Like terrorism, the fear of cyberthreats is an attack launched from anywhere, against any target. As the world now operates online, the threat of sensitive information leaking is greater than ever. Network technologies have now become crucial in business, yet this rapid information sharing comes with greater risk. Similarly, network control of industrial systems, such as electric grids, pipelines, or water systems exposes entire infrastructures to threats. For governments, this includes a new multitude of potential enemies. Many are quick to accuse China, most recently in response to the series of attacks on governments and top international organizations. China has strict internet restrictions, but lax rules over intellectual property, and is notorious for supporting research in cyber-warfare. The 2010 stealing of Google source code by Chinese hackers has aided speculation. However, perhaps the most difficult aspect of handling cyber attacks is their anonymity. One expert notes the multitude of actors- cyber-criminals, cyber-terrorists, cyber-spies- each with different motivations and goals; it is difficult to discern what type of hacker is the greatest threat, and how to retaliate if the attacker is revealed. Another key challenge is how to implement a comprehensive strategy, when most cyberspace infrastructure lies in the private sector, resistant to government regulation or oversight.

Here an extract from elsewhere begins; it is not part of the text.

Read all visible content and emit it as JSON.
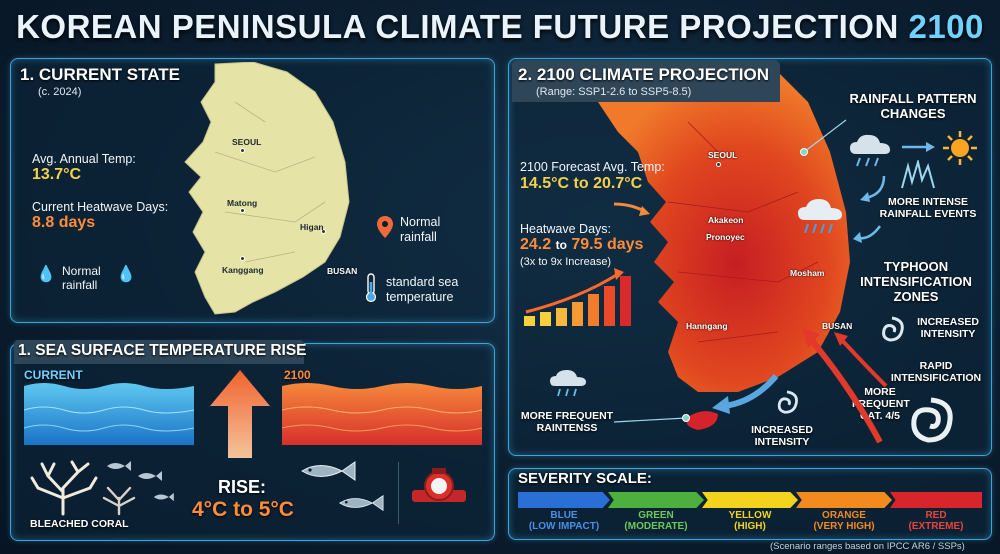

There is clearly a difficult balance between internet freedom and internet security.



President Obama has taken key strides towards addressing the issue of cybersecurity both domestically and internationally. A Cybersecurity Office, part of the National Security Staff, is run by Cybersecurity Coordinator Howard Schmidt, who doubles as a “special assistant” to the President. With the help of the Homeland Security Advisor and the Secretary of State, in May 2011 Schmidt announced the first comprehensive International Strategy for Cyberspace, which set proposals and an agenda for combating a multitude of global cyber threats. Despite accusations, China has asserted that it too is susceptible to cyber attacks; in July, Foreign Minister Hong Lei expressed China’s desire to work cooperatively with the international community to address the issue. In 2009, President Obama called cyber attacks, “weapons of mass disruption”. Though it is unlikely that the U.S. faces an imminent threat of cyber war, it is clear that governments, international organizations, and companies will need to adapt alongside expanding technology- and the new threats it brings. 


Key Questions

  • Should cyberthreats be a national priority?
  • Is the U.S. at risk of cyber-attacks, or cyber warfare? What is the difference between the two?
  • What constitutes a cyber threat?
  • What countries/entities are the most sophisticated at carrying out cyber attacks?
  • What actions is the U.S. taking to defend itself from attacks?
  • Should the U.S. engage in cyber warfare?
  • Should there be greater national internet oversight? Should cyber threats be handled privately or through the government?